Yardımlaşmanın ve sorumluluk almanın önemini anlatan bir platform-bulmaca oyunu.
Künye
Yono her bin yılda bir dünyamıza gelen ve birincil öncelikleri insanlara yardım etmek olan fillerin hikâyesini konu alıyor. Biz de oyunda minik ve sevimli bir fili yönetiyor ve bir yandan zekâ gerektiren bulmacalar çözerken diğer yandan da sorumluluk alıp civar halkına yardım ederek dünyayı daha iyi bir yer hâline getirmeye çalışıyoruz.
Oyunda bir fili yönettiğimizden çok yüksek yerlere zıplayamıyoruz. Onun yerine cüssemizi ve hortumumuzu kullanmamız gerekiyor. Örneğin hortumumuza su çekerek ateşleri söndürebiliyor, kuru yaprakları uçurabiliyor ve pervaneleri döndürebiliyoruz. Oyun dünyası bunun gibi minik engellerle dolu ve bunları çözmeyi, akıl etmeyi çocuğa bırakıyor. Aynı şekilde, çiçeklerinin büyümesi için bizden yardım isteyen bir çiftçiyle karşılaşabiliyoruz. O noktada çiçeklerin “suyla” büyüdüğünü hatırlamamız ve hortumumuzla onları sulamamız gerekebiliyor.
Oyunda büyük bir yer kaplayan asıl bulmaca türüyse büyük sandıkları doğru noktaya ittirerek kilitli kapıları açma mekaniği üstüne kurulu. Bunlar ilk başta çok basitken oyunda ilerledikçe daha karmaşık hâle gelebiliyorlar. Ama hiçbiri öyle çok zorlayıcı şeyler değiller ve kademeli olarak zorlaştıkları için çocuğun düşünme ve problem çözme yeteneği için oldukça faydalı bir beyin egzersizi sunuyorlar.
Yono’nun en iyi ve en dikkat çekici yanı çocuğu sorumluluk almaya, insanlara yardım etmeye ve farklılıklara saygı duymaya itmesi. Oyun boyunca her biri farklı problemlere sahip pek çok yan karakterle karşılaşıyoruz. Ama kendilerine kimse yardım etmiyor. O noktada Yono inisiyatif alıp öne çıkıyor ve bu şahısların sorunlarını çözmek için hortumunu sıvıyor. Karakterlerin sorunları da çocuğu düşünmeye sevk eden şeyler. Mesela deniz altında araştırma yapmak isteyen bir bilim tutkunu var ve bunu nasıl yapacağını bilmiyor. Kendisinin bir dalgıç kıyafetine ihtiyacı olduğunu düşünmek ve bunu ona getirmekse bize kalıyor.

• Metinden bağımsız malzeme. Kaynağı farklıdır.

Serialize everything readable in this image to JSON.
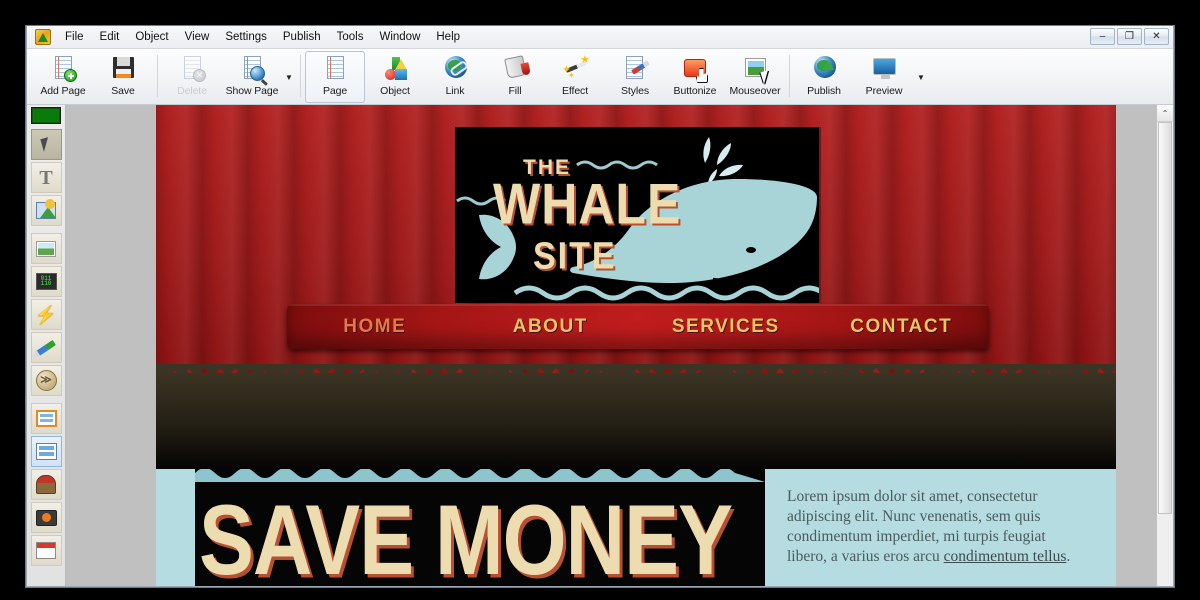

Ayrıca Yono’nun dünyasında üç farklı ırk bulunuyor ve bunların arasında da bazı problemler var. Aslında hepsi küçük ve konuşarak çözülebilecek şeyler. Ama farklılıklarını bir kenara koyamadıklarından bunu yapamıyorlar. Arabulucu olarak onları barış yapmaya sevk etmek yine bize düşüyor.
İletişimin Önemi: Yono’da karakterler arasındaki en büyük sorun iletişim ve anlayış eksikliği olarak göze çarpıyor. Örneğin, küçük filimize oyun boyunca eşlik eden küçük prenses, annesi kraliçeye söylemeden saraydan kaçıyor. Ama daha sonra bu davranışı Yono’nun başının belaya girmesine neden oluyor ve prensesi kaçırmakla suçlanıyor. Halbuki küçük prenses daha en başta annesine yalan söylemeseydi bunların hiçbiri olmayacaktı. Yalanın kötü bir şey olduğuna dair çocuklara verilebilecek güzel derslerden biri.
Ayrıca, üç farklı ırkın konuşarak kolayca çözebilecekleri problemleri iletişimsizlik ve farklı olandan korkma gibi şeyler yüzünden büyütmeleri de karşılıklı konuşmanın önemini vurgulayan cinsten.
Çocuklarınızla evde, yakın çevrenizde veya mahallede kimlerin ne tür ihtiyaçları olduğu üzerine konuşabilir, çözüm önerileri sunup neler yapabileceğiniz üzerine düşünebilirsiniz.